|Time code (approximately)
|Point of interest
|Dr Warren talks about her wanting to be a doctor for as long as she can remember.
|Her experience of studying medicine at Manchester University, 1999-2004, joining the Officer Cadets and deciding to be an army doctor, "a fantastic decision and my military life brought me a lot of fun and happiness.”
|The ways in which her experience of army training was different to that of her male colleagues, "the military is a very man's world.”
|Inclusion and discrimination in medicine with regard to disability, her "Gruffalo analogy".
|Explanation of the term "protected characteristics".
|Ways in which she finds her disability has made her more confident and a better doctor.
|Appointment as Regimental Medical Officer for the 7th Signals Regiment in Germany.
|Her decision to become an anaesthetist, the Erasmus Programme which enabled her to do the hospital blocks of her final year in Germany.
|Deployment to Afghanistan, working at Bastion, comparisons between the environment there and in Kabul, "I felt a lot more scared up in Kabul.”
|Story of her accident whilst on a skiing holiday in Sweden in 2008 after her return from Afghanistan, resulting in a tibial plateau fracture and her return to the UK to undergo surgery
|The nerve block procedure that was used before surgery; complications after surgery including severe pain and anaemia.
How chronic pain, caused by damage during nerve block procedure, affected her confidence, mental health and relationship with the medical world.
|How the whole experience led to post-traumatic stress disorder, "I don't often tell people the truth… it's not that easy to talk about.”
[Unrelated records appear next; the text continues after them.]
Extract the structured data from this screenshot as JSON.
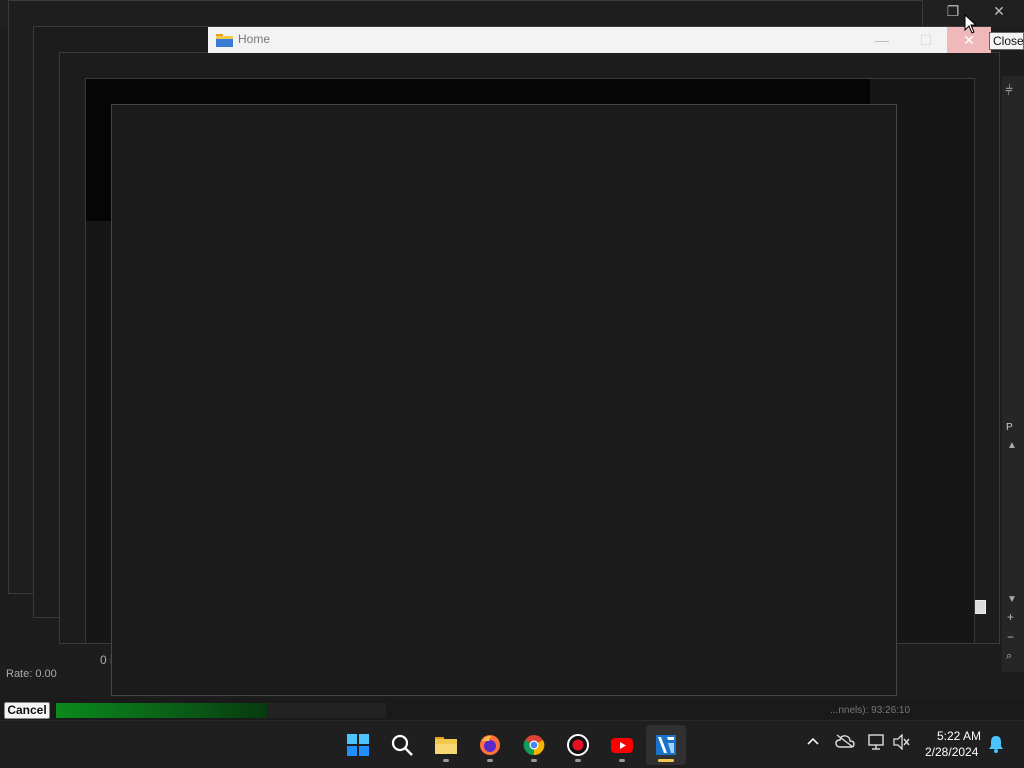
{
  "explorer": {
    "title": "Home"
  },
  "tooltip": {
    "text": "Close"
  },
  "status": {
    "rate": "Rate: 0.00",
    "cancel_label": "Cancel",
    "channels_text": "...nnels): 93:26:10",
    "left_fragment": "0 i",
    "progress_percent": 64
  },
  "taskbar": {
    "items": [
      {
        "name": "start",
        "icon": "windows-logo-icon"
      },
      {
        "name": "search",
        "icon": "search-icon"
      },
      {
        "name": "file-explorer",
        "icon": "folder-icon"
      },
      {
        "name": "firefox",
        "icon": "firefox-icon"
      },
      {
        "name": "chrome",
        "icon": "chrome-icon"
      },
      {
        "name": "screen-recorder",
        "icon": "record-icon"
      },
      {
        "name": "youtube",
        "icon": "youtube-icon"
      },
      {
        "name": "video-editor",
        "icon": "video-editor-icon",
        "active": true
      }
    ],
    "clock_time": "5:22 AM",
    "clock_date": "2/28/2024"
  },
  "colors": {
    "accent": "#f2c94c",
    "progress": "#0b8a1d",
    "close_hover": "#f0b8b8"
  }
}
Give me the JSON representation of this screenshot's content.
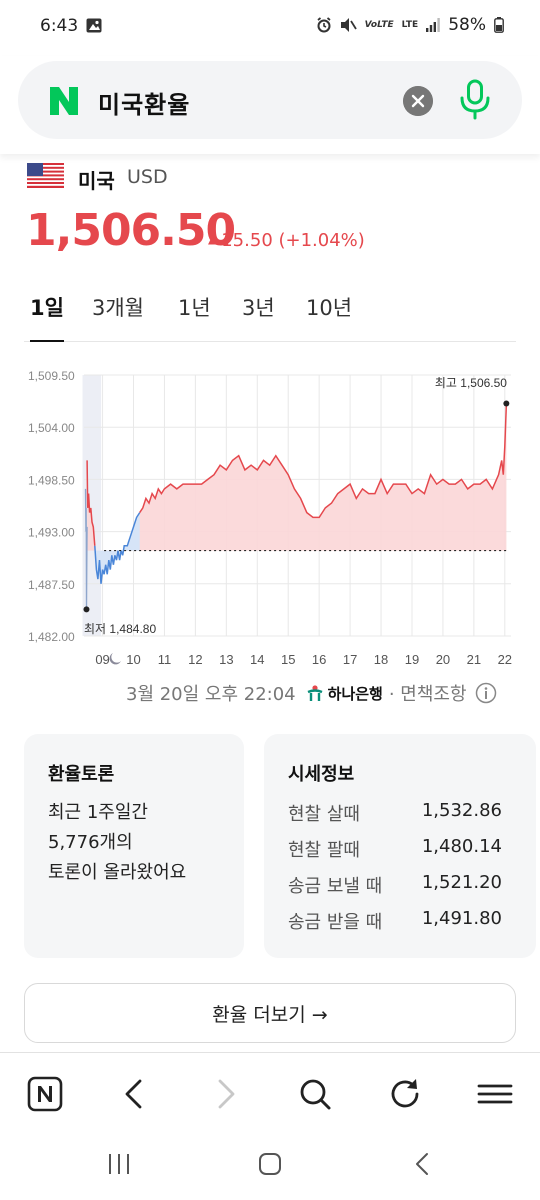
{
  "status_bar": {
    "time": "6:43",
    "network": "LTE",
    "volte": "VoLTE",
    "battery": "58%"
  },
  "search": {
    "query": "미국환율",
    "brand_color": "#03c75a"
  },
  "currency": {
    "country": "미국",
    "code": "USD",
    "rate": "1,506.50",
    "change": "15.50 (+1.04%)",
    "accent_color": "#e5484d"
  },
  "tabs": [
    {
      "label": "1일",
      "active": true
    },
    {
      "label": "3개월",
      "active": false
    },
    {
      "label": "1년",
      "active": false
    },
    {
      "label": "3년",
      "active": false
    },
    {
      "label": "10년",
      "active": false
    }
  ],
  "chart_data": {
    "type": "line",
    "y_ticks": [
      "1,509.50",
      "1,504.00",
      "1,498.50",
      "1,493.00",
      "1,487.50",
      "1,482.00"
    ],
    "ylim": [
      1482.0,
      1509.5
    ],
    "x_ticks": [
      "09",
      "10",
      "11",
      "12",
      "13",
      "14",
      "15",
      "16",
      "17",
      "18",
      "19",
      "20",
      "21",
      "22"
    ],
    "baseline": 1491.0,
    "high_label": "최고 1,506.50",
    "low_label": "최저 1,484.80",
    "series": [
      {
        "x": [
          8.5,
          8.52,
          8.55,
          8.58,
          8.62,
          8.66,
          8.7,
          8.75,
          8.8,
          8.85,
          8.9,
          8.95,
          9.0,
          9.05,
          9.1,
          9.15,
          9.2,
          9.25,
          9.3,
          9.35,
          9.4,
          9.45,
          9.5,
          9.55,
          9.6,
          9.65,
          9.7,
          9.8,
          9.9,
          10.0,
          10.1,
          10.2,
          10.3,
          10.4,
          10.5,
          10.6,
          10.7,
          10.8,
          10.9,
          11.0,
          11.2,
          11.4,
          11.6,
          11.8,
          12.0,
          12.2,
          12.4,
          12.6,
          12.8,
          13.0,
          13.2,
          13.4,
          13.6,
          13.8,
          14.0,
          14.2,
          14.4,
          14.6,
          14.8,
          15.0,
          15.2,
          15.4,
          15.6,
          15.8,
          16.0,
          16.2,
          16.4,
          16.6,
          16.8,
          17.0,
          17.2,
          17.4,
          17.6,
          17.8,
          18.0,
          18.2,
          18.4,
          18.6,
          18.8,
          19.0,
          19.2,
          19.4,
          19.6,
          19.8,
          20.0,
          20.2,
          20.4,
          20.6,
          20.8,
          21.0,
          21.2,
          21.4,
          21.6,
          21.8,
          21.9,
          21.95,
          22.0,
          22.05
        ],
        "values": [
          1500.5,
          1495.5,
          1497.0,
          1495.0,
          1495.5,
          1494.0,
          1493.5,
          1491.5,
          1489.0,
          1488.0,
          1490.0,
          1487.5,
          1489.0,
          1488.5,
          1489.5,
          1488.5,
          1490.0,
          1489.0,
          1490.5,
          1489.5,
          1490.5,
          1490.0,
          1491.0,
          1490.0,
          1491.0,
          1490.5,
          1491.5,
          1491.5,
          1492.5,
          1493.5,
          1494.5,
          1495.0,
          1495.5,
          1496.5,
          1496.0,
          1497.0,
          1496.5,
          1497.5,
          1497.0,
          1497.5,
          1498.0,
          1497.5,
          1498.0,
          1498.0,
          1498.0,
          1498.0,
          1498.5,
          1499.0,
          1500.0,
          1499.5,
          1500.5,
          1501.0,
          1499.5,
          1500.0,
          1499.5,
          1500.5,
          1500.0,
          1501.0,
          1500.0,
          1499.0,
          1497.5,
          1496.5,
          1495.0,
          1494.5,
          1494.5,
          1495.5,
          1496.0,
          1497.0,
          1497.5,
          1498.0,
          1496.5,
          1497.5,
          1497.0,
          1497.0,
          1498.5,
          1497.0,
          1498.0,
          1498.0,
          1498.0,
          1497.0,
          1497.5,
          1497.0,
          1499.0,
          1498.0,
          1498.5,
          1498.0,
          1498.0,
          1498.5,
          1497.5,
          1498.0,
          1498.0,
          1498.5,
          1497.5,
          1499.0,
          1500.5,
          1499.0,
          1502.0,
          1506.5
        ]
      }
    ],
    "pre_market": {
      "x": [
        8.45,
        8.46,
        8.47,
        8.48,
        8.5
      ],
      "values": [
        1497.5,
        1493.0,
        1495.5,
        1484.8,
        1493.5
      ]
    },
    "grid": true
  },
  "source": {
    "timestamp": "3월 20일 오후 22:04",
    "bank": "하나은행",
    "disclaimer": "· 면책조항"
  },
  "forum_card": {
    "title": "환율토론",
    "lines": [
      "최근 1주일간",
      "5,776개의",
      "토론이 올라왔어요"
    ]
  },
  "quote_card": {
    "title": "시세정보",
    "rows": [
      {
        "label": "현찰 살때",
        "value": "1,532.86"
      },
      {
        "label": "현찰 팔때",
        "value": "1,480.14"
      },
      {
        "label": "송금 보낼 때",
        "value": "1,521.20"
      },
      {
        "label": "송금 받을 때",
        "value": "1,491.80"
      }
    ]
  },
  "more_button": "환율 더보기 →",
  "browser_bar": [
    "naver-home-icon",
    "back-icon",
    "forward-icon",
    "search-icon",
    "refresh-icon",
    "menu-icon"
  ],
  "system_nav": [
    "recent-apps-icon",
    "home-icon",
    "back-icon"
  ]
}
|Fear of being viewed as a victim, how the process of suing the medical profession was not worth the stress.
|Returning to work in medicine, "A huge challenge because I've been really harmed by the medical profession.”
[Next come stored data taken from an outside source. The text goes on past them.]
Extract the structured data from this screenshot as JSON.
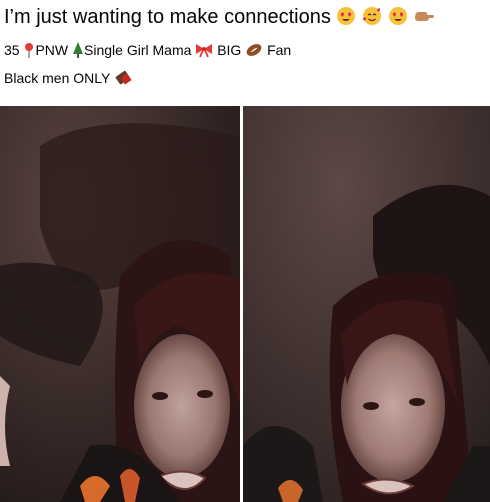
{
  "post": {
    "title": "I’m just wanting to make connections",
    "title_emoji_names": [
      "heart-eyes-emoji",
      "smiling-face-with-hearts-emoji",
      "heart-eyes-emoji",
      "pointing-hand-emoji"
    ],
    "line1": {
      "age": "35",
      "location": "PNW",
      "status": "Single Girl Mama",
      "interest_prefix": "BIG",
      "interest_suffix": "Fan",
      "emoji_names": [
        "pin-emoji",
        "tree-emoji",
        "bow-emoji",
        "football-emoji"
      ]
    },
    "line2": {
      "text": "Black men ONLY",
      "emoji_name": "chocolate-emoji"
    }
  },
  "gallery": {
    "photo_count": 2,
    "photo_names": [
      "photo-left",
      "photo-right"
    ]
  }
}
|The protective attitude of colleagues when she returned to work, trying to convince them that she needed to try and how her military training helped her cope.
|Her initially negative feelings about using a wheelchair, and how those feelings changed, "It enabled me to kind of restart my life.”
|Taking part in the Lewa Marathon in Kenya which no one had ever done in a wheelchair before, and how that was a real turning point, and designing her own training programme to strengthen her arms.
|Negative comments from colleagues and how one comment stayed with her for 10 years.
|Working as a disabled person within anaesthesia, the adjustments that need to be made.
|Story of another insensitive comment from a colleague.
|Experiences of overt discrimination, "Discrimination isn't about being nice or being unkind. It's about attitudes and beliefs that need to be challenged.”
|How she deals with discrimination.
|Co-chairing the Disabled Doctors Network which was set up in 2018 by a colleague.
|How patients respond to her disability, "People really respect you for the fact that you are different.”
|Role models, Rob Smith (wheelchair racer) and Mel Nichols (Paralympic athlete).
|How her vivid memories of her own surgery and extreme pain enable her to treat patients in a more human way.
|Her advice to disabled people considering a career in anaesthesia, "Unfortunately society has driven us away in the past. And it's about time that the tables were turned.”
|Dr Warren talks about her sporting activities (wheelchair racing, hand bike racing, swimming, kayaking); the reasons why she enjoys it, "Pain from physical exercise is really nice because it's not neurological pain.”
|Her participation in triathlons, the Arch to Arc Challenge, the Invictus Games, paracanoe, "I just find that paddling brings me so much joy"; how she uses her pre-race tactics to mentally prepare for difficult work scenarios.